The atmosphere inside the stadium when India is playing is almost electric with thousands screaming in unison whenever India is on the prowl. The tournament came alive on the opening day itself when the team forged a bond with those thousands who were present at the ground. The crowd was unabashedly partisan but did not raise any offensive slogan against Pakistan.

It was a crowd that knew where to draw the line and treat the match as a sporting contest and not a war.

This almost seemed a throwback to a time when Indians were the undisputed champions of the world and the romance of hockey was still alive.
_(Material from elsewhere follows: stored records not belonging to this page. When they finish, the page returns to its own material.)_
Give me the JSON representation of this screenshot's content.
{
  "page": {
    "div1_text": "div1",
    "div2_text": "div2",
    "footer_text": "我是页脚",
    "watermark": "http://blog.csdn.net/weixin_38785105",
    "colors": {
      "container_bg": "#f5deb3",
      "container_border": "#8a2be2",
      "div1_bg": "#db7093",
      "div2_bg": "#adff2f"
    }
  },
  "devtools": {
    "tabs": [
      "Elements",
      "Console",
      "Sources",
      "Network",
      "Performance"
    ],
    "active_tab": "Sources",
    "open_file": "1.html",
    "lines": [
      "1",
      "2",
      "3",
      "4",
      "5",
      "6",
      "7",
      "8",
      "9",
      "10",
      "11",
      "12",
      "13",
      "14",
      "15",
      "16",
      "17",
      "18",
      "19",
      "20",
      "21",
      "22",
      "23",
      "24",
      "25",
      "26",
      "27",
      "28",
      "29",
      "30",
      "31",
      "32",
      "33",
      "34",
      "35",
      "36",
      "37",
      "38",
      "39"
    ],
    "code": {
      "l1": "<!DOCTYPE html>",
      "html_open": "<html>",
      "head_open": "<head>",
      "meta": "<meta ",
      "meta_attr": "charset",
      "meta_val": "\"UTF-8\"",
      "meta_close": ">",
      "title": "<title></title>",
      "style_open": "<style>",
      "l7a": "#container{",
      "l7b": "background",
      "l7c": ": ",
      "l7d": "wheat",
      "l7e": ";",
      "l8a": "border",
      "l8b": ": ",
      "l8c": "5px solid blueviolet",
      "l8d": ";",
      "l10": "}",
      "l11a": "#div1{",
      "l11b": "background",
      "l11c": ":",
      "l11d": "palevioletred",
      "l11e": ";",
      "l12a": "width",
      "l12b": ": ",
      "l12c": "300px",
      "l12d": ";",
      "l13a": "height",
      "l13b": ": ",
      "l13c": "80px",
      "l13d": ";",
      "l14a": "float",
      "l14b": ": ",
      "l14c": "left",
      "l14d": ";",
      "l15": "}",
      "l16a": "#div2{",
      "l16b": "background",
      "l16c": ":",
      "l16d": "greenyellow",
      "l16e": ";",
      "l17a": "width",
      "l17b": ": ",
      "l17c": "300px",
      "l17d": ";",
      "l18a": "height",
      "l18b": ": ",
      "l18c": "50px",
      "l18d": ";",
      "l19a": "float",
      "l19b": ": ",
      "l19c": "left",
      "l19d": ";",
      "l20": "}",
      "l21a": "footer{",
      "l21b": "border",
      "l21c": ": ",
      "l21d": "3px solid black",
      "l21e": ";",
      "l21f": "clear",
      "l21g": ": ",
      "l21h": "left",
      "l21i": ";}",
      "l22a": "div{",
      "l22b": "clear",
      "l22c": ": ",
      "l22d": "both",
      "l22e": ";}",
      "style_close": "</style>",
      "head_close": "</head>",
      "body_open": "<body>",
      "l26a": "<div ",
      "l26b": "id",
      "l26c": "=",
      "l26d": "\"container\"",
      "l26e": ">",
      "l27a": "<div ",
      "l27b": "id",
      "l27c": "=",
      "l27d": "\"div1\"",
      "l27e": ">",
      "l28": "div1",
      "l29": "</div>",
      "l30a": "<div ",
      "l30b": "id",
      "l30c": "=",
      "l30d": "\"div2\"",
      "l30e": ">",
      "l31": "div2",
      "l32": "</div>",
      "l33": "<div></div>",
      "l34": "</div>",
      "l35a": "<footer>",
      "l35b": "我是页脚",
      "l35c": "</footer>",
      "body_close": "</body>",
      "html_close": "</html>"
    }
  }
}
The same crowd, now thirsting for more, realised the harsh truth in the next two matches that their team was not good enough to compete in the international arena. The awesome Australians and the clinical Spaniards exposed our team for what it is worth - an almost non-existent defence, poor fitness levels and lack of tactical acumen.

Will the upwardly mobile crowd be willing to back the team even now? Or will this short-lived romance end here and now? A team cannot win matches just by media hype and crowd support. They also can’t become world beaters on doles and charity. And there must be something inherently wrong with a team which used blackmail tactics to get their “dues” from the federation at a time when they should have been preparing for the tournament. And there must surely be something wrong with us as well who most of the time don’t care for the sport but are all of a sudden rooting for it only because it might satisfy our “Nationalistic ego”.

If the above surmise is not true, then we should not sever our links with the game as abruptly as they were forged.

The deep-rooted shortcomings at the grass-root level, lack of funding and inept administration has ruined the sport and for it to come back on the rails will require more than just giving our “dil” to the game.